There are further merchants and service providers who enable 0-conf on Bitcoin who are not working via our platform - I do not know their numbers but believe they are significant. 0-conf on Bitcoin with its understood risks is a significant use case.

________________________________

Daniel Lipshitz




On Sat, Jan 14, 2023 at 10:15 PM Daniel Lipshitz <daniel@gap600.com> wrote:



On Sat, Jan 14, 2023 at 1:53 AM Peter Todd <pete@petertodd.org> wrote:
On Sun, Dec 18, 2022 at 10:06:15AM +0200, Daniel Lipshitz wrote:
> GAP600 is not a trxs processor or liquidity provider we service merchants,
> payment processors & non-custodial liquidity providers - our service is
> purely the 0-conf enabling our clients to accept 0-conf. Clients access our
> service via API - sending us the Trx hash & output address. Our service is
> not based on AML/KYC it is purely an analysis of the Bitcoin network.

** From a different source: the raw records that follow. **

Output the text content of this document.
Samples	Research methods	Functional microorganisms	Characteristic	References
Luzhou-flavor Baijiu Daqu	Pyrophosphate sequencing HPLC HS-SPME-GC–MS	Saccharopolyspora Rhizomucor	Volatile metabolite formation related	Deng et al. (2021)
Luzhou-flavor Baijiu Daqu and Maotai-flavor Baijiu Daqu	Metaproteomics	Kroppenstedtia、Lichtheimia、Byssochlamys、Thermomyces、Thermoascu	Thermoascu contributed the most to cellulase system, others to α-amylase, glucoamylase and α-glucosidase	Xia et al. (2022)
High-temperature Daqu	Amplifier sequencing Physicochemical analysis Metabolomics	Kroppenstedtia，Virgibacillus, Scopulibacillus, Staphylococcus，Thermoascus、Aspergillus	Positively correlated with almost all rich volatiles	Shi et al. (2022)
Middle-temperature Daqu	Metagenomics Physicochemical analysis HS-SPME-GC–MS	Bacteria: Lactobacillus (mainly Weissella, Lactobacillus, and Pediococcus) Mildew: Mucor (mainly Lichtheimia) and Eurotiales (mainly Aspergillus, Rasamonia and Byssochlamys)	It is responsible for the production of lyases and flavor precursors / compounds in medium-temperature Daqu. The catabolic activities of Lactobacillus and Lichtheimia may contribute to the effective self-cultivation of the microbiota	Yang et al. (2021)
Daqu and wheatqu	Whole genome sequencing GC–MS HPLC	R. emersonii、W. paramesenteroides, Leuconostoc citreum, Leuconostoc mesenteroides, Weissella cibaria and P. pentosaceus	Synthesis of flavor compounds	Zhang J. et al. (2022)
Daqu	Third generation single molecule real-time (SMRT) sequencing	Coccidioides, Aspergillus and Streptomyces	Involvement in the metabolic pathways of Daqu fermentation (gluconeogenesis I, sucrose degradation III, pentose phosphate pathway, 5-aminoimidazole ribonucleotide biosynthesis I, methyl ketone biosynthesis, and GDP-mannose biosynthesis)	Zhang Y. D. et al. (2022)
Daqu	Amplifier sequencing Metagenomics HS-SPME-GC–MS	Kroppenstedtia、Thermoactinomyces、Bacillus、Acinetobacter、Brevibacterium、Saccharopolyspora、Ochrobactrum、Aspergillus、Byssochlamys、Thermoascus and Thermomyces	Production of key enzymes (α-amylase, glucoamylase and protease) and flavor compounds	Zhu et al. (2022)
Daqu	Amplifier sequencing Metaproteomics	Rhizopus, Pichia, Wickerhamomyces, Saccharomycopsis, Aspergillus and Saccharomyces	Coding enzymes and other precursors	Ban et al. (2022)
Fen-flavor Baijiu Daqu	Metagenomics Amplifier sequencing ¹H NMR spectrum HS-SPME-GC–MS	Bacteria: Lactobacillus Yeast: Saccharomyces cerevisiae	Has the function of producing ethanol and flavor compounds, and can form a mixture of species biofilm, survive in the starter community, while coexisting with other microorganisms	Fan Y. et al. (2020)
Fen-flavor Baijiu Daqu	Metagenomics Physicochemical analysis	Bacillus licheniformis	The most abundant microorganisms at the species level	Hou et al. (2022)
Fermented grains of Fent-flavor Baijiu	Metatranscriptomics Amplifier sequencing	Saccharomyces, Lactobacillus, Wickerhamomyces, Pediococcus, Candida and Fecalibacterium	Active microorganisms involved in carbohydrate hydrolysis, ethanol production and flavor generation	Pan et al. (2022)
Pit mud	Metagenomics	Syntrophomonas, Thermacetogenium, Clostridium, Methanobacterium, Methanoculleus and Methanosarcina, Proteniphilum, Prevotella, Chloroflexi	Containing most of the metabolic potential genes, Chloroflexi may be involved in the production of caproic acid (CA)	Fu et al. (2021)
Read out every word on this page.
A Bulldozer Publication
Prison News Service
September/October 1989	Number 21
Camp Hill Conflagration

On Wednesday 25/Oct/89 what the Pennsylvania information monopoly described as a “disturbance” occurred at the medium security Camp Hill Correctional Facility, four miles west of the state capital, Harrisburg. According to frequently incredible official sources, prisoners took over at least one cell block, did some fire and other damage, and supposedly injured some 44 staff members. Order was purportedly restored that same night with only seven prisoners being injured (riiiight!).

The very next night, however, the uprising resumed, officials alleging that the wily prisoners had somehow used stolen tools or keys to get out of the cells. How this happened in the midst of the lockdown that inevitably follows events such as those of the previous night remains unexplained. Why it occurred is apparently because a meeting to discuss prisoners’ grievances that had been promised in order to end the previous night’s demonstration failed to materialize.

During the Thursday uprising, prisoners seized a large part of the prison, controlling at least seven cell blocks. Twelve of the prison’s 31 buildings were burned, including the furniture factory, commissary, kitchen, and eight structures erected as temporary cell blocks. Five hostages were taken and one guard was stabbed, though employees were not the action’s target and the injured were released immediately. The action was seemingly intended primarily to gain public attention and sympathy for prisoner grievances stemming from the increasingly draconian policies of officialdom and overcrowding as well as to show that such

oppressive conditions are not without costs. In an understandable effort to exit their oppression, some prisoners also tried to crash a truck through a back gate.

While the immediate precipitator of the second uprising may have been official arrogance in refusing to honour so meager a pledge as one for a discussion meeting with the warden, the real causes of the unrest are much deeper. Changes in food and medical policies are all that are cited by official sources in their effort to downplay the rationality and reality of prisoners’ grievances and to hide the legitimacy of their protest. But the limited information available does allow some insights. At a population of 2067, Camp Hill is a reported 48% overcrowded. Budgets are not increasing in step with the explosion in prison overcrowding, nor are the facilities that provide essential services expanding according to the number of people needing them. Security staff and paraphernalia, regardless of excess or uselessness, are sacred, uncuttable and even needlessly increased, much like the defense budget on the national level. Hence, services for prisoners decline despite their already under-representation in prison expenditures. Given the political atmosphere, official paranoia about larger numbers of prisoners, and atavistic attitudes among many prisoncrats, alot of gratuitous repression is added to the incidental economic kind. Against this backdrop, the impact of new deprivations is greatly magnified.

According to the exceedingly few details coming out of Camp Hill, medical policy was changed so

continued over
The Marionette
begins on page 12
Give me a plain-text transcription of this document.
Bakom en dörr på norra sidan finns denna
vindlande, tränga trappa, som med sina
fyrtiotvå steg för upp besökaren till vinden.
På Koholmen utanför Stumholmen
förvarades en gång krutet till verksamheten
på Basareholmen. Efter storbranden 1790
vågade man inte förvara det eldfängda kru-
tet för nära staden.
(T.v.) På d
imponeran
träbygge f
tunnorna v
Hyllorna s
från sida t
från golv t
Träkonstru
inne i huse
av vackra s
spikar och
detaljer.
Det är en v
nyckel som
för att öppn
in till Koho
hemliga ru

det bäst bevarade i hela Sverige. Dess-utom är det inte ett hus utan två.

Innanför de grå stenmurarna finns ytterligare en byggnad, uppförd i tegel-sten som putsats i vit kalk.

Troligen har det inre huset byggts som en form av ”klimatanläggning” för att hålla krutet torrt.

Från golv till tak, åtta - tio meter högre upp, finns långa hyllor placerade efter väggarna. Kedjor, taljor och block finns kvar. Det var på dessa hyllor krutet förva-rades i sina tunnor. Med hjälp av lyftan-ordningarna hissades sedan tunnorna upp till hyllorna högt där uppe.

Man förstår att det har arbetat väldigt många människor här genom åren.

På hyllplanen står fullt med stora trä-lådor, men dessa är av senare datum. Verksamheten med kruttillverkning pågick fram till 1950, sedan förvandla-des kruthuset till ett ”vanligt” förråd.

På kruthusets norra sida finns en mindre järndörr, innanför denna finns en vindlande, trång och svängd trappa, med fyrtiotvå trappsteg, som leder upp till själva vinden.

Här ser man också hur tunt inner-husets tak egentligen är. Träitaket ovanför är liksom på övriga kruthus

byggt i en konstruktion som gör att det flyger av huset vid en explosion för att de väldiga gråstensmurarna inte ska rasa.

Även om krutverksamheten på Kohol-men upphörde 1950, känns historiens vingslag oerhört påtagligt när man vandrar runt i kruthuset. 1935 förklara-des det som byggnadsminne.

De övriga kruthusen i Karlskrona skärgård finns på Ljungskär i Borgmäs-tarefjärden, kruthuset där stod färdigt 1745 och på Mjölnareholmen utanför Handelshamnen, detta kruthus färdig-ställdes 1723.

I checked and to sign up for your service, you ask for the name, phone number,
email, and company name.

That is an example of AML/KYC. By learning the tx hash and output address, you
learn which addresses are associated with what real world entity is paying for
your service. You learning that information for what you claim is ~10% of all
transactions is a significant privacy concern. On that basiss alone, I would
argue that full-rbf should be implemented specifically to destroy your business
and stop the collection of that data.

We have standard commercial information about the payment processors, non custodial liquidity providers and merchants which become our clients - we do not have any kyc/aml information or telephone number on who is sending our clients the bitcoin for deposit.  For us these are just bitcoin Trx which our clients choose to benefit from 0-conf deposit recognition. Our service is provided via API with the only information our clients share with us, regarding a specific bitcoin transaction, being public bitcoin information like trx hash and output address.

> I am not at liberty to share names of other services which have developed
> their own 0-conf service - they include a payment processor on a gambling
> platform which services multiple gambling operators, a standalone gaming
> payment processor, and a payment processor recently I have come across. We
> also do not have a significant presence in Asia - so I don't have
> visibility there.

No, I asked you for information on what companies are actually using *your*
service. You claim to be involved with a huge % of all transactions. If that is
in fact true, obviously it shouldn't be hard to provide some examples of
merchants using GAP600 to accept unconfirmed txs.

As already posted here https://lists.linuxfoundation.org/pipermail/bitcoin-dev/2022-December/021240.html Max CEO from Coinspaid who has provided Cpoinspaid address clusters, see link, is available to discuss further and may choose to share further information on the merchants they support.  

> I don't see it being necessarily an either/or approach here. The risk
> looking to be mitigated with FullRBF seems to be able to be mitigated with
> FullRBF but with a swop limitation of at least the Inputs of Trx1 being in
> Trx2 - no flagging required. Added to this all these trxs always have the
> OptinRBF so if these platforms need to be able to recreate completely their
> trxs they have that option as well. The option to Swop out or bump up trxs
> seems to be well covered under those two options.

You are not correct. One of the most important use-cases for full-rbf is
multi-party transactions; adding that limitation to full-rbf negates that
usecase. See my post on why full-rbf makes DoS attacks on multiparty protocols
significantly more expensive:

https://lists.linuxfoundation.org/pipermail/bitcoin-dev/2023-January/021322.html

I also note that there is ongoing debate as to the need for full RBF see here https://lists.linuxfoundation.org/pipermail/bitcoin-dev/2023-January/021331.html

This seems to be an extreme edge case - with Opt-in RBF, FSS Full RBF and common sense - offering enough coverage to mitigate. 

0-conf although may not be liked by some actors in Bitcoin, is engaged with free choice and understanding of the risks. 0-conf is a long standing and significant use case which should not be ignored. 0-conf demise should be viewed as being a major and unnecessary cost to FullRBF as currently implemented.